![]() |
Franz Enstein était le cadet d’une famille de tempranogrades
qui fuirent l’instabilité politique et
les famines de leur Moravie natale pour s’installer dans les sombres montagnes
des Karapates.
Ses parents, intellectuels
brillant, l’éduquèrent dans l’amour de l’universalité, mais n’oublièrent jamais
la culture fantasque qui les avait vus grandir. En Moravie, le culte des morts fait partie de la vie
quotidienne, et l’humoriste parisien Désiré Grandin blaguait : « dans
ce pays on voit les morts ravis et on envie les morts à tel point qu’on en est
mort à vie « (bruit de cymbales, rires dans la salle)

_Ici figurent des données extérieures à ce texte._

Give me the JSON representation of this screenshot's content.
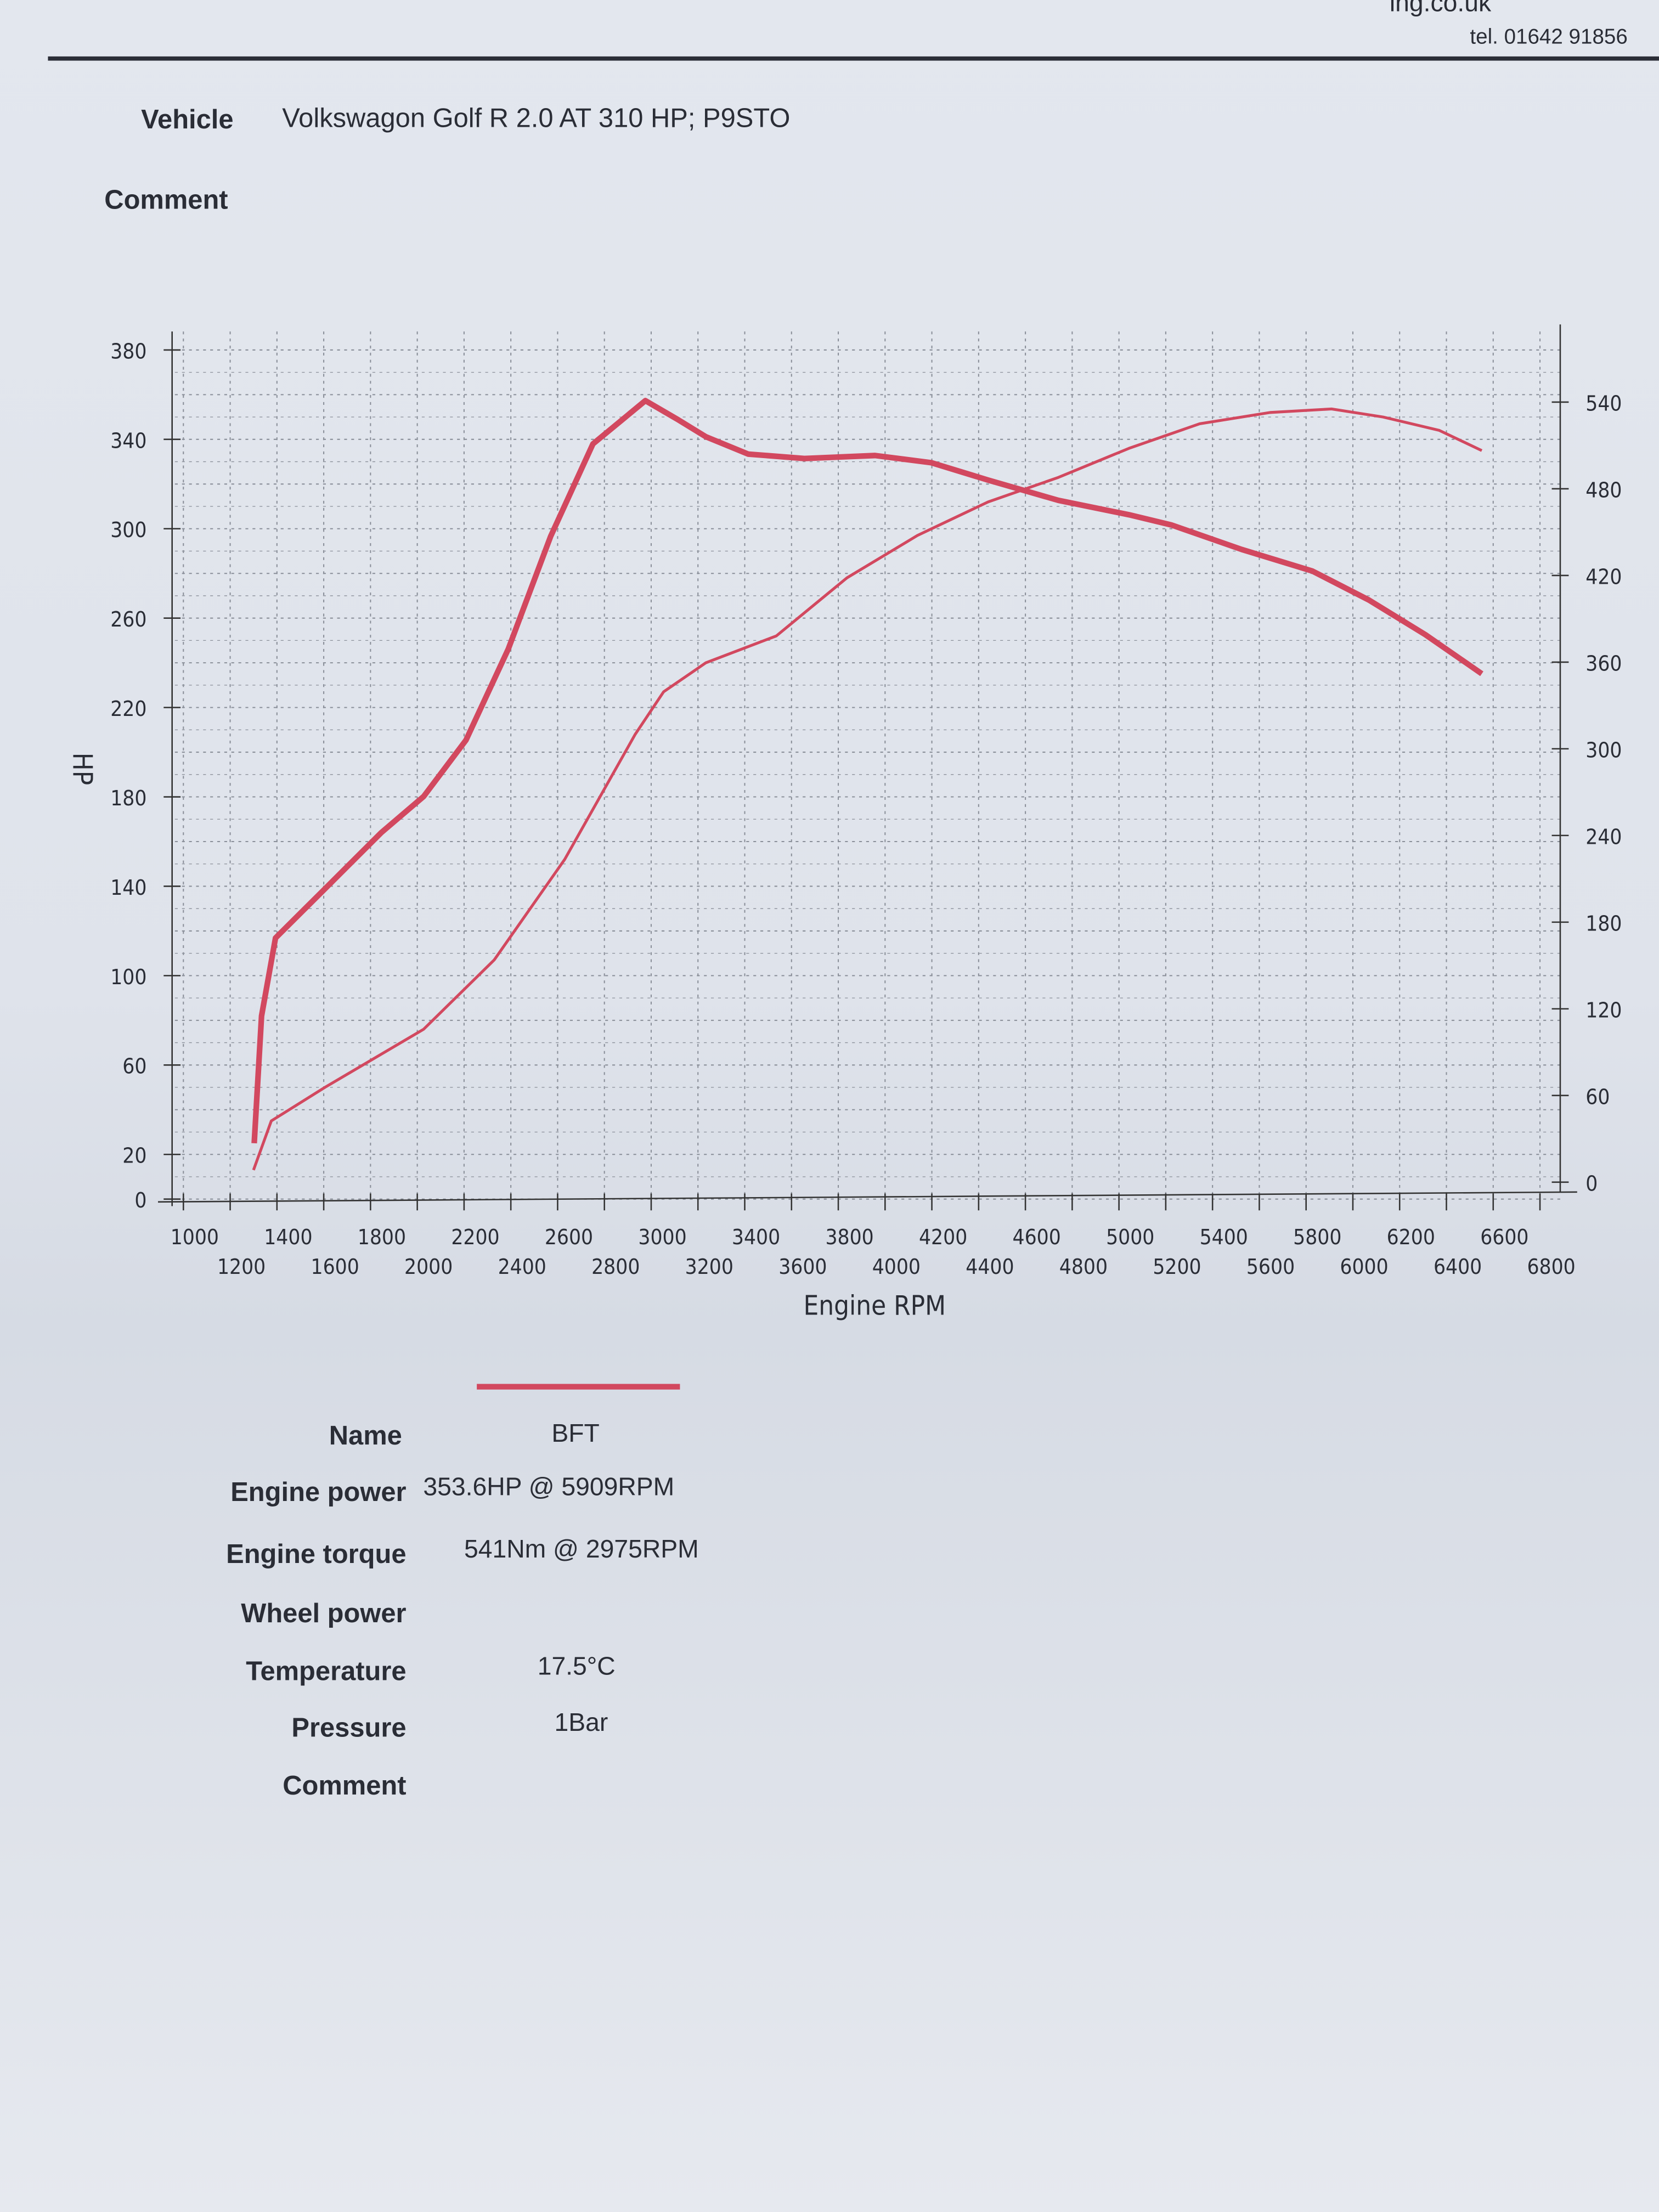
{
  "header": {
    "email_partial": "ing.co.uk",
    "phone": "tel. 01642 91856"
  },
  "vehicle": {
    "label": "Vehicle",
    "value": "Volkswagon Golf R 2.0 AT 310 HP; P9STO"
  },
  "comment_label": "Comment",
  "colors": {
    "curve": "#d2485f",
    "grid": "#8a8f99",
    "text": "#2a2d36"
  },
  "chart_data": {
    "type": "line",
    "xlabel": "Engine RPM",
    "ylabel": "HP",
    "ylabel_right": "",
    "xlim": [
      1000,
      6800
    ],
    "ylim": [
      0,
      385
    ],
    "ylim_right": [
      0,
      590
    ],
    "grid": true,
    "x_ticks": [
      1000,
      1200,
      1400,
      1600,
      1800,
      2000,
      2200,
      2400,
      2600,
      2800,
      3000,
      3200,
      3400,
      3600,
      3800,
      4000,
      4200,
      4400,
      4600,
      4800,
      5000,
      5200,
      5400,
      5600,
      5800,
      6000,
      6200,
      6400,
      6600,
      6800
    ],
    "y_ticks": [
      0,
      20,
      60,
      100,
      140,
      180,
      220,
      260,
      300,
      340,
      380
    ],
    "y_ticks_right": [
      0,
      60,
      120,
      180,
      240,
      300,
      360,
      420,
      480,
      540
    ],
    "series": [
      {
        "axis": "left",
        "style": "thin",
        "x": [
          1300,
          1376,
          1605,
          2027,
          2329,
          2630,
          2932,
          3053,
          3234,
          3535,
          3837,
          4138,
          4440,
          4741,
          5043,
          5345,
          5646,
          5909,
          6129,
          6370,
          6551
        ],
        "y": [
          13,
          35,
          50,
          76,
          107,
          152,
          208,
          227,
          240,
          252,
          278,
          297,
          312,
          323,
          336,
          347,
          352,
          353.6,
          350,
          344,
          335
        ]
      },
      {
        "axis": "right",
        "style": "thick",
        "x": [
          1303,
          1334,
          1394,
          1605,
          1846,
          2027,
          2208,
          2389,
          2570,
          2751,
          2975,
          3113,
          3234,
          3415,
          3655,
          3957,
          4198,
          4440,
          4741,
          5043,
          5224,
          5525,
          5827,
          6068,
          6310,
          6551
        ],
        "y": [
          27,
          115,
          169,
          203,
          242,
          267,
          306,
          369,
          447,
          511,
          541,
          528,
          516,
          504,
          501,
          503,
          498,
          486,
          472,
          462,
          455,
          438,
          423,
          403,
          379,
          352
        ]
      }
    ]
  },
  "legend": {
    "name_label": "Name",
    "name_value": "BFT"
  },
  "results": [
    {
      "label": "Engine power",
      "value": "353.6HP @  5909RPM"
    },
    {
      "label": "Engine torque",
      "value": "541Nm @ 2975RPM"
    },
    {
      "label": "Wheel power",
      "value": ""
    },
    {
      "label": "Temperature",
      "value": "17.5°C"
    },
    {
      "label": "Pressure",
      "value": "1Bar"
    },
    {
      "label": "Comment",
      "value": ""
    }
  ]
}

C’est dans l’isolement de l’immigré, en la nature austère et sauvage des forêts
obscures des montagnes noires de la Karapatie que le petit Franz développa un
goût désespéré pour la connaissance, les sciences, et celle qu’il préférait
entre toutes, celle qu’il appelait la science magique, la biologie, car elle
étudiait le seul phénomène physique qui fut miraculeux : la vie
Le premier plus beau jour de sa vie, comme il le raconta
dans ses mémoires : « Mémoires bleues outre-mort » aux édition
du Horla, fut le 13 septembre 1888. C’est ce jour qu’il réussit pour la
première fois à ressusciter une anoure bicéphale qu’il venait de disséquer. Il
venait de réussir l’impossible, réparer un batracien comme on répare une
montre. A partir de ce jour, il n’eût de
cesse de faire revivre les morts. Malgré quelques échecs (Mathusalem, Dracula,
le cerveau de Britany Speares) ses réussites de plus en plus nombreuses lui
apportèrent une gloire considérable et le statut de demi-dieu vivant. Il fut
convoqué par les familles les plus riches d’Europe. Mais les problèmes
engendrés par ses exploits furent nombreux, et surtout, inattendus. Alors qu’il
venait de redonner la vie à la princesse Euthanasia Von Hesse, proche cousine
du prince de Karapatie, Il fut accusé de détournement de fonds, abus de
confiance, crime de lèse-majesté, de meurtre à l’envers, insulte à la mort,
blasphème, etc. En effet, la princesse n’avait pas été empoisonnée par hasard,
et le fragile équilibre que sa mort avait apporté venait d’être rompu par
Franz. Une guerre de succession éclata, durant laquelle sa famille, déjà
déshonorée par les accusations envers leur brillant cadet, finit par être
décimée. Lors de la mise à sac du château des Hesse par les Kaspar, Franz put s’échapper
de sa geôle, et fuit alors vers la France.
Il y changea d’identité et se fit dès lors appeler Francis
Enstein.
Essentiellement glabre, comme la plupart des tempranogrades,
Francis, autant pour coller à la mode de la moustache que pour altérer son
apparence et n’être ainsi point reconnu, se laissait pousser les poils du nez,
et cette particularité, couplée à son caractère farouche qu’un accent âpre ne
faisait qu’aggraver, le contraignait un célibat qu’il n’arrivait pas à s’expliquer.
Profondément changé par les récents événements de sa vie, il
décida de ne plus jamais ressusciter qui que ce fut, et se mit petit à petit à
penser à l’élaboration de la vie plutôt qu’à sa restauration. Constatant que le
monde était corrompu, seule la création d’une vie nouvelle avait des chances d’atteindre
un idéal de perfection
Aussi fut-il bouleversé quand lors de la rétrospective de
Eusébio Praxitelos, il vit ce que le sculpteur appelait lui-même son chef-d’œuvre :
La création de la femme
. Ce fut le deuxième plus beau jour de sa vie. |
A partir de ce moment là, Franz sut ce pour quoi il était
destiné : donner vie, par la science, à l’œuvre d’art.